Reporting on the reporting on the National Prayer Breakfast, Julia Duin is pleased at what she sees as an uptick in quality. Example:
Michelle Boorstein of the Washington Post found out about an alliance of evangelicals and Muslims connected with the breakfast.
The best paragraphs were the following:
(The Rev. Steve) Bezner and others said one reason evangelicals are becoming more comfortable with Muslim engagement is because this generation isn’t called “interfaith” – which makes evangelicals nervous because many are theologically conservative and don’t like the concept of watering down the differences among religions.

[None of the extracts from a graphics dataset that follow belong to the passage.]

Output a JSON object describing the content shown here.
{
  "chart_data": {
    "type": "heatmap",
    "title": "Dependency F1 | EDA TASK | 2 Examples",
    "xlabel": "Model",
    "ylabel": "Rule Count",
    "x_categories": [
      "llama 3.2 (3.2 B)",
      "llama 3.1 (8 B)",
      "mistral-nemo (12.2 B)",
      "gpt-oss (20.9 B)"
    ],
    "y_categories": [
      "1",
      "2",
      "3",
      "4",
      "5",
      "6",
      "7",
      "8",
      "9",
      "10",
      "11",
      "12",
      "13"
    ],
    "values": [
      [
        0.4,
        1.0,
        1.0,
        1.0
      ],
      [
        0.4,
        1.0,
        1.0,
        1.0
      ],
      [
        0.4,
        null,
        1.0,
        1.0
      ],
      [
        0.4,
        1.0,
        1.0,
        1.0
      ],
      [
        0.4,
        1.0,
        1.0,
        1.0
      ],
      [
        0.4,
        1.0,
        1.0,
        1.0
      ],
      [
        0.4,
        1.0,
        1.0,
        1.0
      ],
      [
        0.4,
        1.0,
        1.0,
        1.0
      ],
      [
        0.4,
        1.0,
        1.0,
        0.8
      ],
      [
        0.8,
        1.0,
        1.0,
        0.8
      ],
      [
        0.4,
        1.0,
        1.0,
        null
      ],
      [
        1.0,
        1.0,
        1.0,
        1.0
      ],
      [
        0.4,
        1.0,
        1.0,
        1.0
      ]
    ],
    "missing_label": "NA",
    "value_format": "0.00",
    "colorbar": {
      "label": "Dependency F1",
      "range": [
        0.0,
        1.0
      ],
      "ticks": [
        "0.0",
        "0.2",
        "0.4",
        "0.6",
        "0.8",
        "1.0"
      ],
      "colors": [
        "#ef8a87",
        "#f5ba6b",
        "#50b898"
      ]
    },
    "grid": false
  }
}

They call it “multifaith,” which to Bezner feels more frank about the goal: different faiths standing side by side, not one big squishy group.

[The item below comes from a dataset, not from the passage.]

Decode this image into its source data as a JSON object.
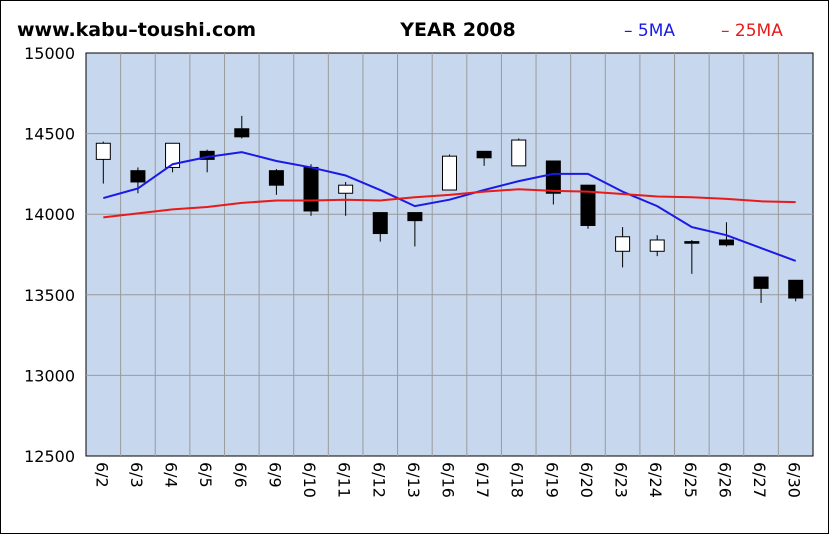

“The first time I met an imam in my neighborhood, we’re five minutes into the conversation, and he said: ‘Do you think I’m going to hell?’ I said: ‘That’s what my tradition teaches, yes.’ He said: ‘Good, I think you’re going to hell, too, so now we can have an honest conversation.’ ”
I admire the candor of both, and agree that such candor permits trust that cant undermines.

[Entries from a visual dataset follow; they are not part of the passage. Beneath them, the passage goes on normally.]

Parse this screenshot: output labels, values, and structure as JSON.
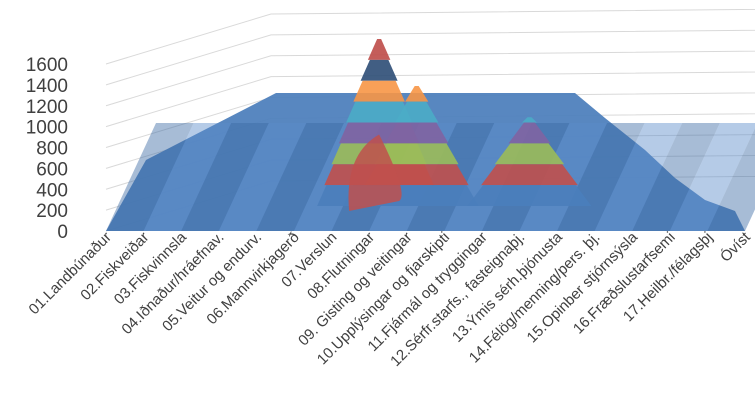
{
  "chart_data": {
    "type": "area",
    "subtype": "3d-surface",
    "title": "",
    "xlabel": "",
    "ylabel": "",
    "ylim": [
      0,
      1600
    ],
    "yticks": [
      0,
      200,
      400,
      600,
      800,
      1000,
      1200,
      1400,
      1600
    ],
    "grid": true,
    "legend": "none",
    "categories": [
      "01.Landbúnaður",
      "02.Fiskveiðar",
      "03.Fiskvinnsla",
      "04.Iðnaður/hráefnav.",
      "05.Veitur og endurv.",
      "06.Mannvirkjagerð",
      "07.Verslun",
      "08.Flutningar",
      "09. Gisting og veitingar",
      "10.Upplýsingar og fjarskipti",
      "11.Fjármál og tryggingar",
      "12.Sérfr.starfs., fasteignaþj.",
      "13.Ýmis sérh.þjónusta",
      "14.Félög/menning/pers. þj.",
      "15.Opinber stjórnsýsla",
      "16.Fræðslustarfsemi",
      "17.Heilbr./félagsþj",
      "Óvíst"
    ],
    "front_series_values": [
      0,
      0,
      0,
      0,
      0,
      0,
      0,
      350,
      0,
      0,
      0,
      0,
      0,
      0,
      0,
      0,
      0,
      0
    ],
    "peak_values": [
      0,
      0,
      0,
      0,
      0,
      0,
      0,
      1600,
      1150,
      0,
      0,
      850,
      0,
      0,
      0,
      0,
      0,
      0
    ],
    "band_colors": [
      "#4a7ebb",
      "#c0504d",
      "#9bbb59",
      "#8064a2",
      "#4bacc6",
      "#f79646",
      "#2c4d75",
      "#be4b48"
    ],
    "surface_color": "#4f81bd",
    "grid_color": "#d9d9d9"
  }
}
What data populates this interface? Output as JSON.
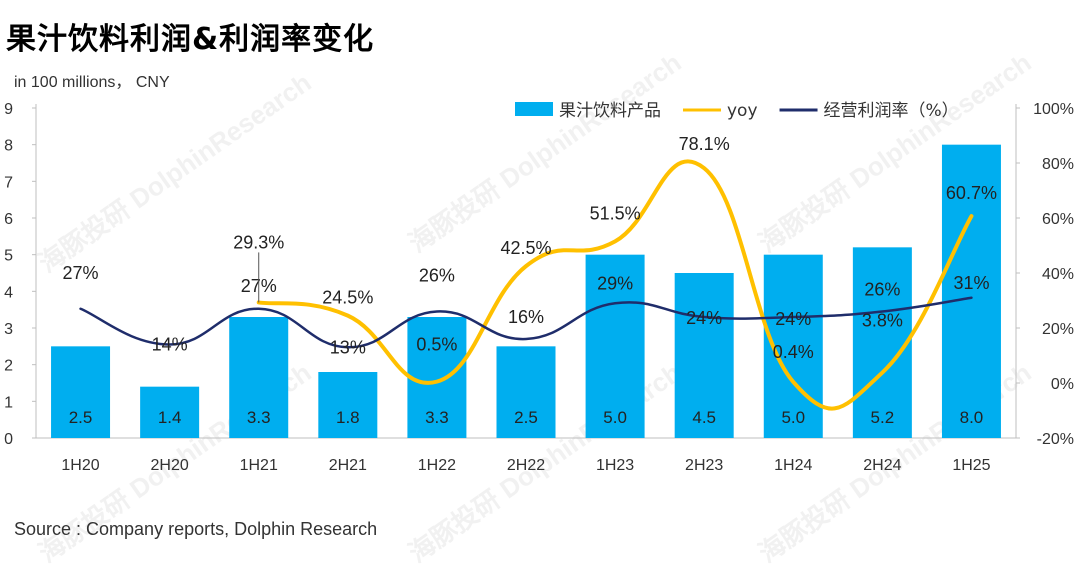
{
  "chart_data": {
    "type": "bar",
    "title": "果汁饮料利润&利润率变化",
    "unit": "in 100 millions， CNY",
    "source": "Source : Company reports, Dolphin Research",
    "categories": [
      "1H20",
      "2H20",
      "1H21",
      "2H21",
      "1H22",
      "2H22",
      "1H23",
      "2H23",
      "1H24",
      "2H24",
      "1H25"
    ],
    "left_axis": {
      "min": 0,
      "max": 9,
      "ticks": [
        "0",
        "1",
        "2",
        "3",
        "4",
        "5",
        "6",
        "7",
        "8",
        "9"
      ]
    },
    "right_axis": {
      "min": -20,
      "max": 100,
      "ticks": [
        "-20%",
        "0%",
        "20%",
        "40%",
        "60%",
        "80%",
        "100%"
      ]
    },
    "legend": {
      "position": "top-right"
    },
    "series": [
      {
        "name": "果汁饮料产品",
        "kind": "bar",
        "axis": "left",
        "color": "#00AEEF",
        "values": [
          2.5,
          1.4,
          3.3,
          1.8,
          3.3,
          2.5,
          5.0,
          4.5,
          5.0,
          5.2,
          8.0
        ],
        "labels": [
          "2.5",
          "1.4",
          "3.3",
          "1.8",
          "3.3",
          "2.5",
          "5.0",
          "4.5",
          "5.0",
          "5.2",
          "8.0"
        ]
      },
      {
        "name": "yoy",
        "kind": "line",
        "axis": "right",
        "color": "#FFC000",
        "values": [
          null,
          null,
          29.3,
          24.5,
          0.5,
          42.5,
          51.5,
          78.1,
          0.4,
          3.8,
          60.7
        ],
        "labels": [
          "",
          "",
          "29.3%",
          "24.5%",
          "0.5%",
          "42.5%",
          "51.5%",
          "78.1%",
          "0.4%",
          "3.8%",
          "60.7%"
        ]
      },
      {
        "name": "经营利润率（%）",
        "kind": "line",
        "axis": "right",
        "color": "#1F2D6B",
        "values": [
          27,
          14,
          27,
          13,
          26,
          16,
          29,
          24,
          24,
          26,
          31
        ],
        "labels": [
          "27%",
          "14%",
          "27%",
          "13%",
          "26%",
          "16%",
          "29%",
          "24%",
          "24%",
          "26%",
          "31%"
        ]
      }
    ],
    "watermark": "海豚投研 DolphinResearch"
  }
}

Had I been in Bezner’s place, though, I think my answer would have been just as candid, but slightly different: “Yes, probably. But I also know that God is gracious, and loves humankind. He does not will that you be damned. If you do not go to hell, it will be only because somehow, in a way I don’t understand and upon which you dare not presume, the Christ that you now reject saves you.”
UPDATE: I changed my hypothetical quote.